Liam Kiefer on day 2

Early on the morning of the 29th we weren’t sure whether it was contractions that Sigi was feeling but they quickly became regular and frequent so we walked the few streets through the cold (-20C apparently) to the hospital and were told we’d made the right decision. Things moved quickly after that and the birth went well, without major problems. Liam has some very minor temporary complications so he’s stayed in hospital a few extra days, but should be home quite soon. He’s quietly inquisitive when he’s awake but mostly just sleeps, waving his arms for comic effect. He loves to drink but tends to eject it from either or both ends soon afterwards.

The people at the Maistrasse clinic here in Munich are skilled and patient, just firm enough and just gentle enough and there are many kind people to help with everything.

Liam’s middle name is taken from Hans Kiefer, Sigi’s great-grandfather who strolled with her around his Großsanktpeter village in the Romanian Banat, greeting everyone in their own German, Romanian, Hungarian, Serbian, or Roma languages, and who claimed to have used the same skills to fool various invading armies into believing he was one of them. When we visited Romania in 2006 we were invited into his old house, now the home of an aged Roma man and his family who remembered him fondly as Kiefer Bachi (or Baji, or something, apparently Serbian. Do correct me.) meaning Old man Kiefer. (Update: It’s “Kiefer Bácsi” and it’s Hungarian)

I’m particularly glad that Liam has three great-grandparents of his own on Sigi’s side, because family is scarce on my side, though he will have nice holidays with his aunt in Wales and his grandfather in Scotland.

My Mobile Phone Is For Girls

A few weeks ago I lost my Samsung X460 “Handy”, after breaking the previous one of the same model.

The X460 is more perfectly formed than any newer phone I’ve found so I wanted to get an X460 again, but that seemed unimaginative and I wanted Bluetooth so I could back up my telephone numbers, and a handy camera will be good for the new project in January. Choosing a new mobile phone is a major project, but I eventually settled on a Samsung E570, in silver gray rather than that shocking pink, though it still has the flowery design on the back. It’s small, though not nearly so small as the X460. It has a clock on the front, but again it’s not as clear as the clock on the X460.

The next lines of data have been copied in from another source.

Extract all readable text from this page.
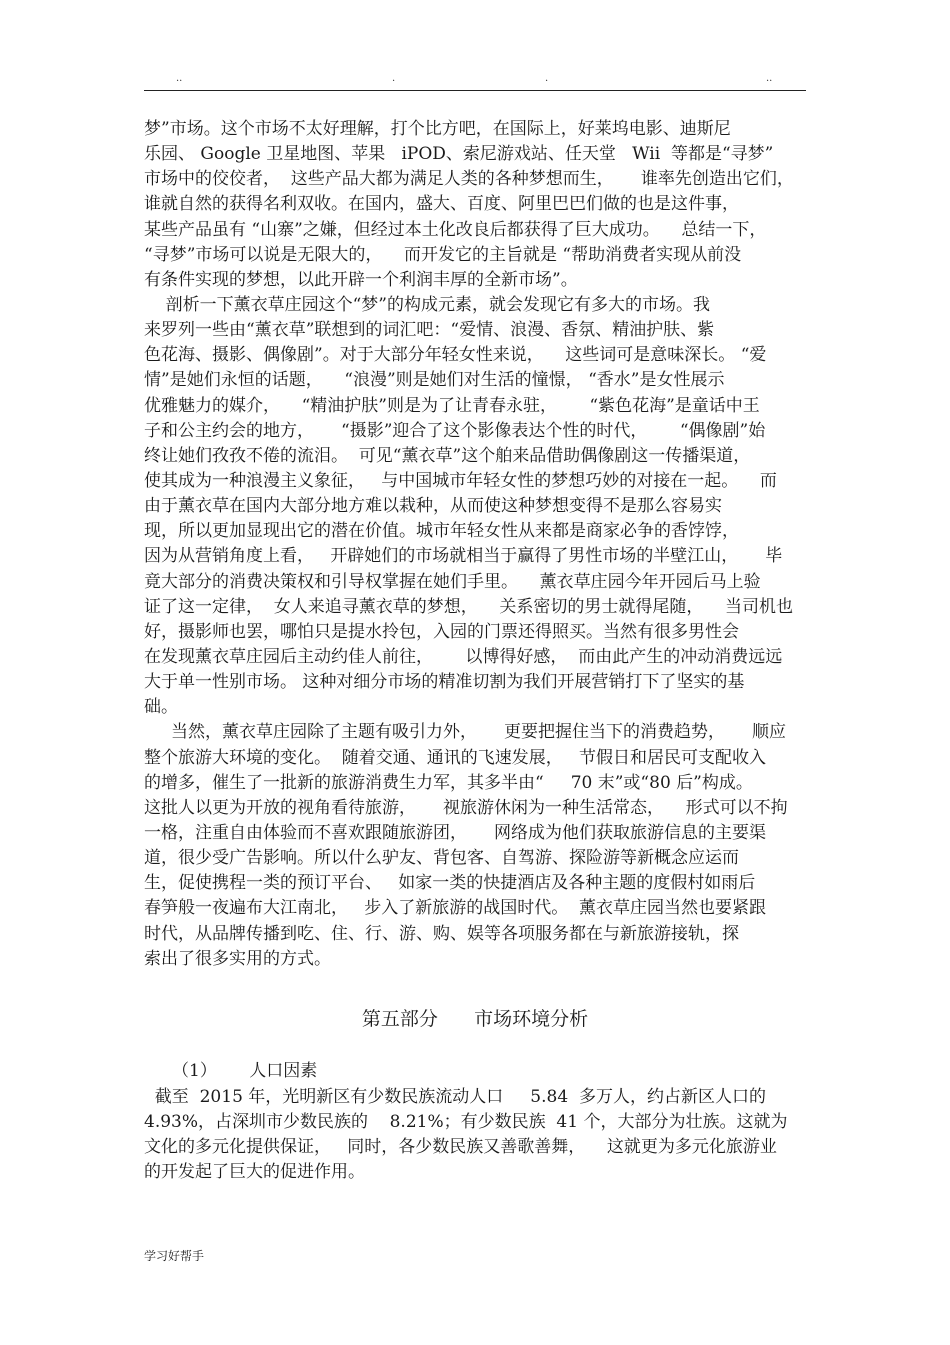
..	.	.	..
梦”市场。这个市场不太好理解，打个比方吧，在国际上，好莱坞电影、迪斯尼
乐园、 Google 卫星地图、苹果   iPOD、索尼游戏站、任天堂   Wii  等都是“寻梦”
市场中的佼佼者，  这些产品大都为满足人类的各种梦想而生，     谁率先创造出它们，
谁就自然的获得名利双收。在国内，盛大、百度、阿里巴巴们做的也是这件事，
某些产品虽有 “山寨”之嫌，但经过本土化改良后都获得了巨大成功。    总结一下，
“寻梦”市场可以说是无限大的，    而开发它的主旨就是 “帮助消费者实现从前没
有条件实现的梦想，以此开辟一个利润丰厚的全新市场”。
剖析一下薰衣草庄园这个“梦”的构成元素，就会发现它有多大的市场。我
来罗列一些由“薰衣草”联想到的词汇吧：“爱情、浪漫、香氛、精油护肤、紫
色花海、摄影、偶像剧”。对于大部分年轻女性来说，    这些词可是意味深长。 “爱
情”是她们永恒的话题，    “浪漫”则是她们对生活的憧憬， “香水”是女性展示
优雅魅力的媒介，    “精油护肤”则是为了让青春永驻，      “紫色花海”是童话中王
子和公主约会的地方，     “摄影”迎合了这个影像表达个性的时代，      “偶像剧”始
终让她们孜孜不倦的流泪。  可见“薰衣草”这个舶来品借助偶像剧这一传播渠道，
使其成为一种浪漫主义象征，   与中国城市年轻女性的梦想巧妙的对接在一起。    而
由于薰衣草在国内大部分地方难以栽种，从而使这种梦想变得不是那么容易实
现，所以更加显现出它的潜在价值。城市年轻女性从来都是商家必争的香饽饽，
因为从营销角度上看，   开辟她们的市场就相当于赢得了男性市场的半壁江山，     毕
竟大部分的消费决策权和引导权掌握在她们手里。    薰衣草庄园今年开园后马上验
证了这一定律，  女人来追寻薰衣草的梦想，    关系密切的男士就得尾随，    当司机也
好，摄影师也罢，哪怕只是提水拎包，入园的门票还得照买。当然有很多男性会
在发现薰衣草庄园后主动约佳人前往，      以博得好感，  而由此产生的冲动消费远远
大于单一性别市场。 这种对细分市场的精准切割为我们开展营销打下了坚实的基
础。
当然，薰衣草庄园除了主题有吸引力外，     更要把握住当下的消费趋势，     顺应
整个旅游大环境的变化。  随着交通、通讯的飞速发展，   节假日和居民可支配收入
的增多，催生了一批新的旅游消费生力军，其多半由“     70 末”或“80 后”构成。
这批人以更为开放的视角看待旅游，     视旅游休闲为一种生活常态，    形式可以不拘
一格，注重自由体验而不喜欢跟随旅游团，     网络成为他们获取旅游信息的主要渠
道，很少受广告影响。所以什么驴友、背包客、自驾游、探险游等新概念应运而
生，促使携程一类的预订平台、   如家一类的快捷酒店及各种主题的度假村如雨后
春笋般一夜遍布大江南北，   步入了新旅游的战国时代。  薰衣草庄园当然也要紧跟
时代，从品牌传播到吃、住、行、游、购、娱等各项服务都在与新旅游接轨，探
索出了很多实用的方式。
第五部分      市场环境分析
（1）      人口因素
截至  2015 年，光明新区有少数民族流动人口     5.84  多万人，约占新区人口的
4.93%，占深圳市少数民族的    8.21%；有少数民族  41 个，大部分为壮族。这就为
文化的多元化提供保证，   同时，各少数民族又善歌善舞，    这就更为多元化旅游业
的开发起了巨大的促进作用。
学习好帮手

But this really does seem to be phone targeted at women (I am male). Features include a fragrance type calculator (no idea), biorhythms, height/weight ratio calculator, a calorie calculator, a menstruation calendar, and multiple shopping lists. I’m not entirely convinced that this was designed by women, but there’s something so inept about it that it feels special. Otherwise it’s rather awkward to use and I won’t be too sorry when I lose it.

Also, I’ve lost all my mobile phone contacts from the last few years. In Germany this presents particular difficulties because half the people in Germany are called either Christian or Thomas, and without number recognition there is no way to know which one just sent you a text message.

(Why don’t device manufacturers make product images available under CC licenses or at least make it clear that you are free to reproduce them. This seems like something they should want us to do.)

Ubuntu on Thinkpad X61s?

After a couple of weeks of working away from home, I have a renewed hatred for the back-twisting weight of my cheap Acer laptop. I’m thinking of getting a Thinkpad X61s with Intel on-board graphics. But the X61 models are quite new, and I can’t find reports from people who have installed Ubuntu on them.

Or is there anything even lighter that’s easy to find? It’s rather annoying that there’s no IBM/Lenova online shop in Germany, and that the dealer prices seem to be twice the U.S. dollar price for the same models.

Zeltdach Tour

A couple of weeks ago, Andrew Overholt and his friend Thorsten Klaus visited my place in Munich. They were wonderful guests. We did the tour of the roof of the old Olympiastadium, that slinky glass tent thing. Thorsten got some great photos. They actually tell you to jump up and down to feel how much it can flex.